Lo que encontramos aquí es el recordatorio de que en la España que ha avanzado en la igualdad y que ha modernizado extraordinariamente sus valores, existen peligrosísimas islas de convicción reaccionaria con guías espirituales que miran para otro lado; con alianzas perdurables entre los poderosos económicos y la pervivencia de la humillación como una práctica simpática. No sé si lo sucedido es delito, pero es gravísimo, precisamente porque el entorno de privilegio consuetudinario hace que las disculpas suenen a huecas, que no todas las Universidades se impliquen con la necesaria energía, que no se erradique la coartada de la tradición como fuente de vejámenes.

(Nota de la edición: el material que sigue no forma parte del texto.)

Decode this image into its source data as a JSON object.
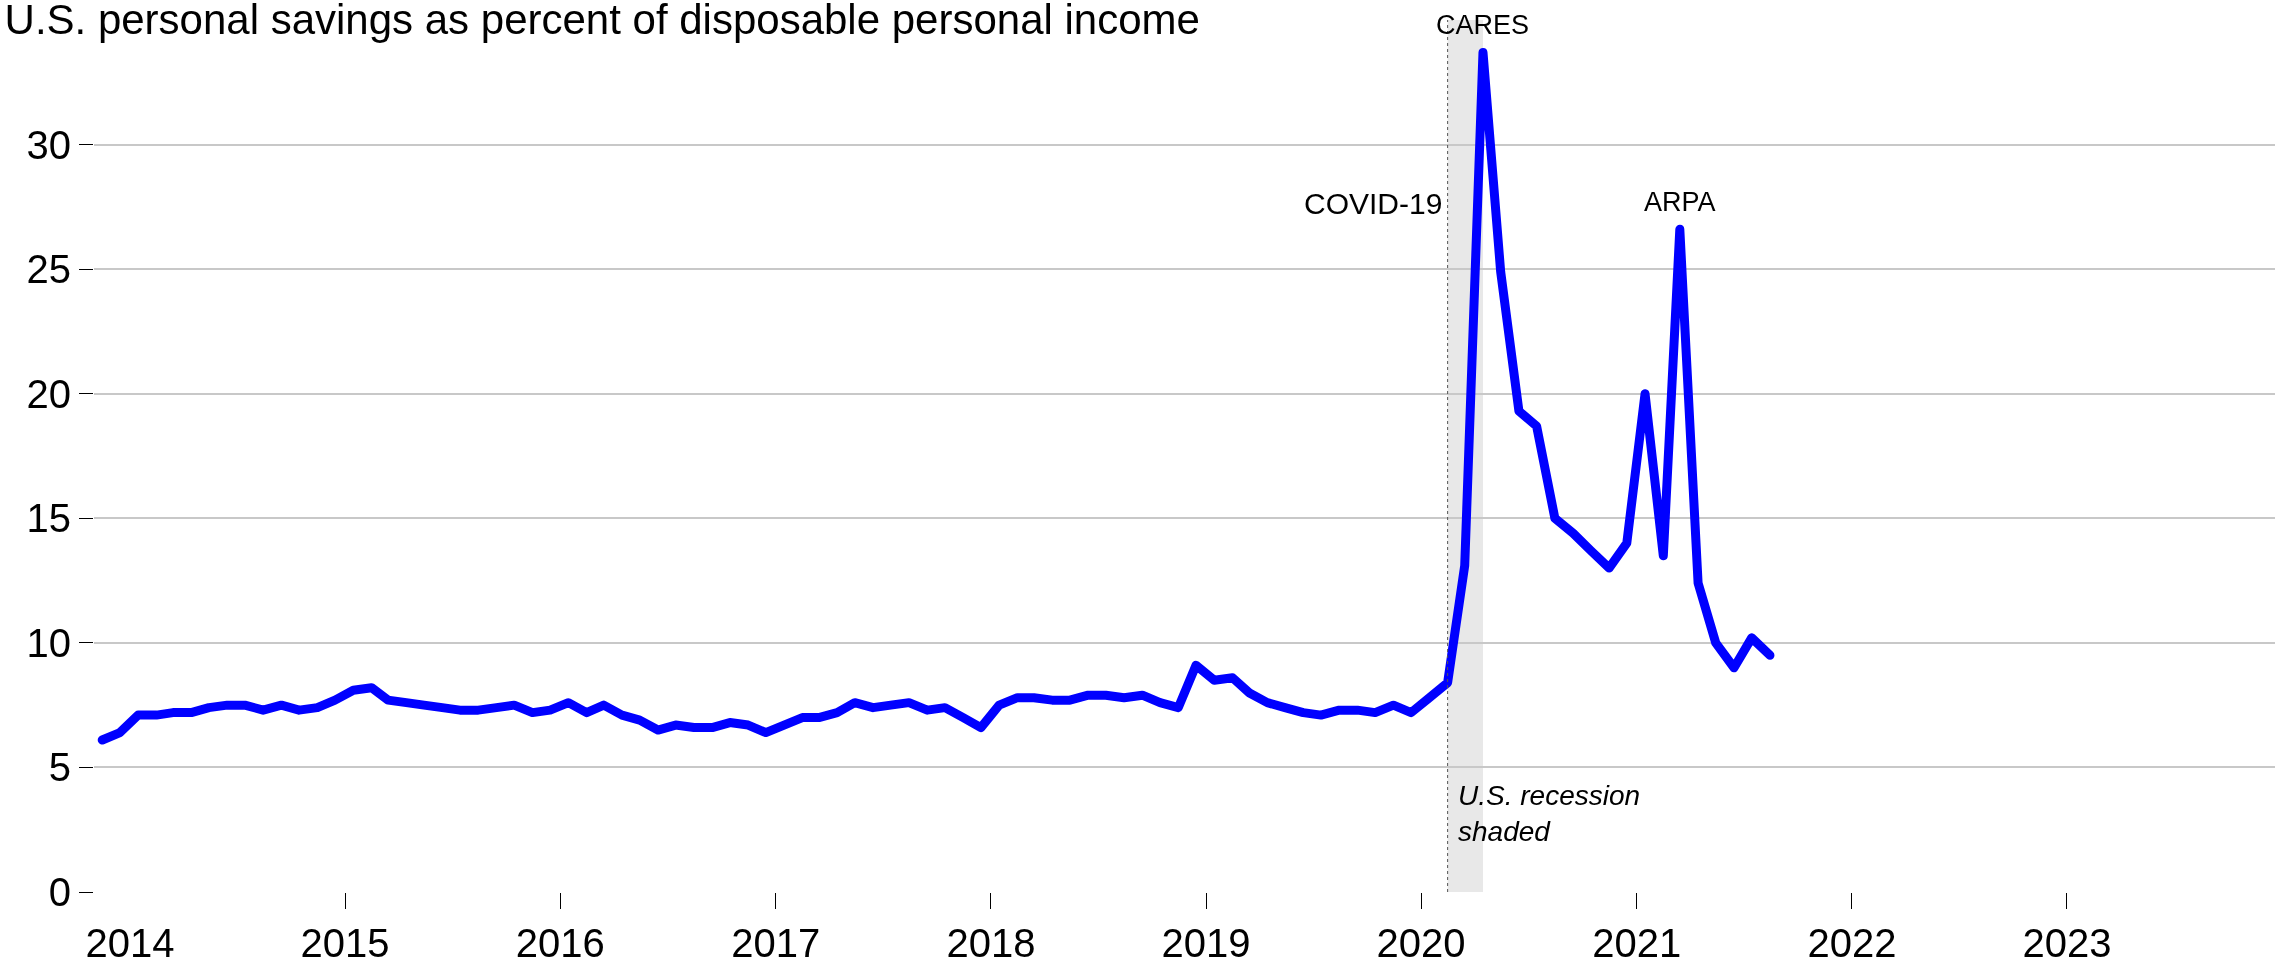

Cuando vi las imágenes mi sentimiento fue de vergüenza. Y de duda sobre cómo plantear la cuestión en un debate con mi alumnado: no me sorprendería demasiado que alguien justifique esta berrea, lo que me preocupará es la intuición de que otros y otras guarden silencio porque la construcción de la imaginación social no sabe cómo integrar estos asuntos: me temo que no hay un automatismo moral en la condena. “Cosas de jóvenes”, dirán algunos, prolongando el paternalismo hasta el infinito. Sin embargo, confiado como soy, imagino a la tribu participante en las magnas fiestas colegiales, que tanto unen y tanto enseñan, entregados a una última meditación agustina: “La observación sobre las torpezas contra naturaleza vale igualmente para los crímenes que implican el deseo de molestar a los demás con ultrajes o actos de violencia”. Y es que si Dios da “alguna orden que choca contra las costumbres o con cualquier pacto, aunque no se haya hecho en aquel lugar, hay que hacerlo, y renovar la costumbre”. Pero se ve que Dios aún no se lo ha comunicado al Padre Director. O sí, pero lo mismo el Mensaje ha ido a la carpeta de spam.